Definitivamente, el track 7 fue el hit del disco y de su creador. Escrito para la hija de un amigo una década antes, “El gusanito” ya circulaba por los ámbitos universitarios antes de llegar al disco. De melodía atrayente, su clave está sin duda en la circularidad, sólo alterada por un desvío al final de cada frase que nunca llega a concretarse. La estructura formal no es tan sencilla como parece. Como en un cuadro de Escher, la imagen referencial del gusanito, enunciado siempre con diminutivos, fue lo más cercano a su pintura que De la Vega compuso. No casualmente, Jorge Romero Brest y Manuel Mujica Láinez afirmaron que “El gusanito” debía ser declarado el himno de las bellas artes en la Argentina. Como una parodia a los acertijos y trabalenguas infantiles, la canción era al mismo tiempo un manifiesto estético y una interrogación ontológica, diríase borgeana, inclusive. ¿Acaso no sería el mundo entero un dibujito al revés?

IV.

Anteriormente definimos esta historia como semi amarga en virtud de su inesperado desenlace. Pero, para decirlo con un término de moda, hemos spoileado su final, una mala costumbre para un historiador. Hay que entender que Jorge de la Vega vivió su giro musical con gran gozo, como un acto absolutamente liberador y con enormes expectativas – la de su generación- por el futuro del país y del mundo. Era un hombre tímido, hasta entonces más a gusto en su atelier que frente al público; incluso hubo que convencerlo que ese puñado de canciones podía convertirse en un disco, y el disco en una serie de presentaciones en vivo. Asimismo, es posible que aquellos artistas, actores y músicos percibieran, quizá antes que los observadores políticos, la debilidad intrínseca de la dictadura de Onganía poco antes del estallido del Cordobazo en 1969. Sabían que contaban con apoyo del campo cultural, y que las ideas ultramontanas del régimen en ese terreno estaban completamente desfasadas. 

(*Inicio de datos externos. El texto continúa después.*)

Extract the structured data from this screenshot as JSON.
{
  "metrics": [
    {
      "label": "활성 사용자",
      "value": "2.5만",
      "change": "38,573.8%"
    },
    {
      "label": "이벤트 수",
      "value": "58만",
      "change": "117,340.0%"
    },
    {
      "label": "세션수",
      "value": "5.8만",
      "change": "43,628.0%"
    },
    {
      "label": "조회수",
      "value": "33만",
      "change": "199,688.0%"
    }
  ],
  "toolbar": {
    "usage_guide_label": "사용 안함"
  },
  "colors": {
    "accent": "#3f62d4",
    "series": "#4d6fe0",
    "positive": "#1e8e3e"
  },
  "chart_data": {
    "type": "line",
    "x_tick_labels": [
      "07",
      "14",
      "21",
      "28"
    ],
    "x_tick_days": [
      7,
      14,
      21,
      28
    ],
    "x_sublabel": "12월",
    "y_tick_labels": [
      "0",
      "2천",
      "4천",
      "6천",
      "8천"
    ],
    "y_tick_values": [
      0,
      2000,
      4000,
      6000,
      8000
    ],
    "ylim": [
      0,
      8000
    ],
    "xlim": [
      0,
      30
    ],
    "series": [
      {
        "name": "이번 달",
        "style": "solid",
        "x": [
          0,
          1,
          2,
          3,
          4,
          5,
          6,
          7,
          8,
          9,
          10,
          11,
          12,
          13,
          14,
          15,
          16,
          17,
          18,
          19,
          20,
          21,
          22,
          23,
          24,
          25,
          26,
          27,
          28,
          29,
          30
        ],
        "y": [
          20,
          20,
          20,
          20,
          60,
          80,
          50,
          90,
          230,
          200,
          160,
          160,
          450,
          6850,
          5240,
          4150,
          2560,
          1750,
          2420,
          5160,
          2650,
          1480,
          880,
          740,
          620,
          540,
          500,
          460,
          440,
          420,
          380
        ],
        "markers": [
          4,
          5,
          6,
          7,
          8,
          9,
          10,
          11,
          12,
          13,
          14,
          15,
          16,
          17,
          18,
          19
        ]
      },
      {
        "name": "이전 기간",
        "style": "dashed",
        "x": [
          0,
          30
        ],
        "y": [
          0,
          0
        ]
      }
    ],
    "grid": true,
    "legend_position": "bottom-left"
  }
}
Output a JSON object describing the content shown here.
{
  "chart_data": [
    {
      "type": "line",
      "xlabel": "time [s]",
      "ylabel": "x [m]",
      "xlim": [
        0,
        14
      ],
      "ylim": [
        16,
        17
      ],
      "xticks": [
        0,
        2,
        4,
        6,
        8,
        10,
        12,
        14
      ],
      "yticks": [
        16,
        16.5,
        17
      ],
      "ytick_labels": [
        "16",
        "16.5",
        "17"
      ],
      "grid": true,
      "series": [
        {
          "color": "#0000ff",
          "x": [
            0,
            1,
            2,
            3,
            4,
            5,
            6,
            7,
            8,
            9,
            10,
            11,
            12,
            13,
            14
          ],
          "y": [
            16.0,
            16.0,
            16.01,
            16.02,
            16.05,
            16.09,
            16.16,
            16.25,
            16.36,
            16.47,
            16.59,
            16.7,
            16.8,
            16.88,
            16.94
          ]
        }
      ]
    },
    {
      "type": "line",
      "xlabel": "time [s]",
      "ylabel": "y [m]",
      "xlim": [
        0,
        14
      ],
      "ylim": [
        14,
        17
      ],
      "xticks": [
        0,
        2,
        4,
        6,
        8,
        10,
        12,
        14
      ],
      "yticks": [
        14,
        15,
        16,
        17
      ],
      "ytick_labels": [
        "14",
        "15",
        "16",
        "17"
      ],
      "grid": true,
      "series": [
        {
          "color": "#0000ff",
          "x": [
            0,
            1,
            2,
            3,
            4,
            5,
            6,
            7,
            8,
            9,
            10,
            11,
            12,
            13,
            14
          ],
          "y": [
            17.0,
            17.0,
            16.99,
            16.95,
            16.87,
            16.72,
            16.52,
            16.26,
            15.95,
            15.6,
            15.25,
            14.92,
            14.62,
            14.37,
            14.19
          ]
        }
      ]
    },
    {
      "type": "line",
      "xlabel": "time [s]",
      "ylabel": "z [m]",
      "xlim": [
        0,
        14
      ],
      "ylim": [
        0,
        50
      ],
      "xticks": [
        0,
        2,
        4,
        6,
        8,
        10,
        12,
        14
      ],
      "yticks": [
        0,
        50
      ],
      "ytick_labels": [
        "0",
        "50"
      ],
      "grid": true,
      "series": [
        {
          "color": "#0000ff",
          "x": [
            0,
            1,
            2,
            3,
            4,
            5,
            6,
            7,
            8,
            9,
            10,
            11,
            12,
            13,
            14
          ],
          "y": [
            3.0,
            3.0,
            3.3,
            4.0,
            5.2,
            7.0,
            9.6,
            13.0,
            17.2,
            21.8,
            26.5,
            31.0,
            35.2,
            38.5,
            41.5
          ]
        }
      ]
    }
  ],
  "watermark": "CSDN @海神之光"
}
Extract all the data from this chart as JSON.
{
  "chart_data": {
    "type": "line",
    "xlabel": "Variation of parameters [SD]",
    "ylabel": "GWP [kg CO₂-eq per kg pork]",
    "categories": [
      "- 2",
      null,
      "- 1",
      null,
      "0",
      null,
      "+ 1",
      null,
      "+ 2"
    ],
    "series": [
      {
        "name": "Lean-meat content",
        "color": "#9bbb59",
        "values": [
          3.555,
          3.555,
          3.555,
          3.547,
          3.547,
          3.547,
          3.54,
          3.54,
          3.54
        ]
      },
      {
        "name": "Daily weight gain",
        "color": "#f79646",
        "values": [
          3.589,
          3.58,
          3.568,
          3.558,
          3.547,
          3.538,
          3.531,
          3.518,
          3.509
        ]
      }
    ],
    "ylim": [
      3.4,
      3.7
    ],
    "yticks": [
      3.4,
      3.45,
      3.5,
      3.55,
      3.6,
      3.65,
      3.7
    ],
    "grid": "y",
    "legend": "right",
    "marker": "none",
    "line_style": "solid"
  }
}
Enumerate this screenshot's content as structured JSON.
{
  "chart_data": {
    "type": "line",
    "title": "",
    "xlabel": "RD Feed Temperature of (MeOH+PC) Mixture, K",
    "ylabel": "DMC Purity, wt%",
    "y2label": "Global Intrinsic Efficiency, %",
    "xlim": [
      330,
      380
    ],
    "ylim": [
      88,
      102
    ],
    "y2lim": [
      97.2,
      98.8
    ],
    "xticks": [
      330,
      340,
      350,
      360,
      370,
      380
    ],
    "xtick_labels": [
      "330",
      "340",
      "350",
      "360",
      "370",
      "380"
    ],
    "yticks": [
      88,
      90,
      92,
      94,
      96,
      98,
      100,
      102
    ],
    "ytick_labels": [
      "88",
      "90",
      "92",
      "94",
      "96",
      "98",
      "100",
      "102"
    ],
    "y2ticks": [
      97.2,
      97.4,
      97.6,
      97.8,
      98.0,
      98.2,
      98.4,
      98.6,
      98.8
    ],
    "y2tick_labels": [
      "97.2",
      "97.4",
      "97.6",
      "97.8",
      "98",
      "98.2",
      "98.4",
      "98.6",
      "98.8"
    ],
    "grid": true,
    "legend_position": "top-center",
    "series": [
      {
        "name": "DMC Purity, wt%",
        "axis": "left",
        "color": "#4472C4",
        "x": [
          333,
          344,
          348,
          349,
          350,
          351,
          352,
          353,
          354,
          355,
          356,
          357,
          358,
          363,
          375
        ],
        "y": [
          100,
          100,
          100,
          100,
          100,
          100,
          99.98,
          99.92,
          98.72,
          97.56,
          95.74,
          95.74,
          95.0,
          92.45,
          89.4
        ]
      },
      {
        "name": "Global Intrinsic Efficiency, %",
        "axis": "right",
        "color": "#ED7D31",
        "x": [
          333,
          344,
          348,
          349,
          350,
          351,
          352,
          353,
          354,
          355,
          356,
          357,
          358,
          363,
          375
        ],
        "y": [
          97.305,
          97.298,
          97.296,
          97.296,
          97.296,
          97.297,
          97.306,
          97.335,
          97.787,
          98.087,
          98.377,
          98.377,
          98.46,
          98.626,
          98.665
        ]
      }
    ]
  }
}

En ese contexto, la canción como forma cultural le ofrecía a De la Vega una posibilidad de expresión más directa y menos atada a las tramas institucionales del arte pictórico. ¿Qué podían hacer los pintores frente a la dictadura, más allá de sacar sus cuadros y esculturas a calle Florida, colgar un collage fotográfico en alguna esquina céntrica o participar como ilustradores gráficos en alguna publicación? “Quiero con la música comunicarme con la gente que no va a las exposiciones, que no lee libros”, explicaba De La Vega. Finalmente, aquel disco del 68 y los recitales que sobrevinieron le brindaron la posibilidad de acortar distancias, de llevar su sueño de informalidad a su máxima expresión, haciendo del rompecabezas del mundo moderno un juego más humano. 

Texto leído en el panel “Las transformaciones en la cultura popular” de las XVII Jornadas de Historia dedicadas a 1968 en Universidad Di Tella, Ciudad de Buenos aires, 1e de agosto de 2018.